Even today, you give off a digital dust every 18 seconds if you have a phone or a wearable on you.
Super-analysed data
Inside ten years, your car will predict your routes based on your diary; your house will know your routine and replenish your grocery shopping based on a meal plan for your personal dietary needs; your running shoes and bike will both be connected, so you won’t need the AppleWatch/Garmin Polar/Suunto on your wrist – and will anticipate caloric intake to order enough groceries. Every purchase you make will be super-analysed.
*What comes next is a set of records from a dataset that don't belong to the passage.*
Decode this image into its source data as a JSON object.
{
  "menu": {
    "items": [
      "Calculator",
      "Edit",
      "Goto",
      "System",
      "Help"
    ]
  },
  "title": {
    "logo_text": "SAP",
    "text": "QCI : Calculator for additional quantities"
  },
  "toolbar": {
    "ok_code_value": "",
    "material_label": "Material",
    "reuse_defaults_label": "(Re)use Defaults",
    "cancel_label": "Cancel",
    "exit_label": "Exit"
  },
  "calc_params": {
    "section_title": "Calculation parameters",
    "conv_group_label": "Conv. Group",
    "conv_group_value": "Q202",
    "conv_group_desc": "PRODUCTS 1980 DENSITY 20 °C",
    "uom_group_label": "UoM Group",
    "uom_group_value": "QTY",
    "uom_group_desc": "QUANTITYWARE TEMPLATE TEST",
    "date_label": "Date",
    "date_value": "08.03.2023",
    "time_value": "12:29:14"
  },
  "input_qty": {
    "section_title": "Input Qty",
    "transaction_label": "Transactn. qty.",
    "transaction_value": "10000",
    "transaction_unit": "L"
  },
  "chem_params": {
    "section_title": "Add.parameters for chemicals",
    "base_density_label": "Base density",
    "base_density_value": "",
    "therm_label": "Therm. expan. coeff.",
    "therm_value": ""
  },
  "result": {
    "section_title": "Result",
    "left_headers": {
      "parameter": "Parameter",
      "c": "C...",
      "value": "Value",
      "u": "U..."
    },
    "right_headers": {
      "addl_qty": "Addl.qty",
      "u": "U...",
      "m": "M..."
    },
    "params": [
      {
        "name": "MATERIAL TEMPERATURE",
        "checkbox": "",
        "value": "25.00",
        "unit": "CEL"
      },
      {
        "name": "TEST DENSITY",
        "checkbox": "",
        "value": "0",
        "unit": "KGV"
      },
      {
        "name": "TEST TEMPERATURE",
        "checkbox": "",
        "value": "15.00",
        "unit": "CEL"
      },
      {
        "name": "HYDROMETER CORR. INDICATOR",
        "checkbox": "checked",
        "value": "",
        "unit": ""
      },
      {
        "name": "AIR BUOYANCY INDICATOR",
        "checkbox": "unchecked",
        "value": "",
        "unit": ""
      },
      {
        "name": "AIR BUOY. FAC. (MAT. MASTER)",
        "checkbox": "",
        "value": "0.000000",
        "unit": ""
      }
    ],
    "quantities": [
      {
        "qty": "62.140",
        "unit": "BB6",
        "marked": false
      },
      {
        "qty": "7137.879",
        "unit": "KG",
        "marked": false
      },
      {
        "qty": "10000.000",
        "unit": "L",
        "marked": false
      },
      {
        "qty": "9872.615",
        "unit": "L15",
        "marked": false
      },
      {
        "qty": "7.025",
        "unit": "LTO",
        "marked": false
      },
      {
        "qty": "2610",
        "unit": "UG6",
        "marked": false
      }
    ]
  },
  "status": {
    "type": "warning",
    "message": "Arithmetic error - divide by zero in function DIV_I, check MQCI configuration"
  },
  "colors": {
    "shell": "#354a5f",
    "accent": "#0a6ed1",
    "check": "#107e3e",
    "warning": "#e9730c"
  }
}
Some of this happens now. To see how closely your habits are tracked, experiment for yourself. Try buying (or searching for) products out of habit. Someone in an extra-marital relationship might start behaving unexpectedly (flowers, tattoos, motorbikes, midweek breaks). Make a few of these searches and see how quickly you start seeing adverts for divorce lawyers and single bedroom apartments. Other examples are available.
Feeding spinach to the kids
Helping your staff to see disruptive trends and act on them is a bit like getting your kids to eat their greens.
Your team knows things are changing out there – they are consumers, after all – but they typically aren’t paid to disrupt your efficiency, so it’s hard for them to see it as a good idea. Your company has taken a long time to get good at what it does, so ‘change’ and ‘disruption’ are unwelcome at the operational level.
The question is whether you ask your staff to keep doing what they want to do, or what you know they should do.
Given the choice, kids will eat chocolate, slumped in front of TV programmes they’ve seen before, but we know they need to eat their greens and expand their knowledge, so we send them to school and slip spinach into their smoothies.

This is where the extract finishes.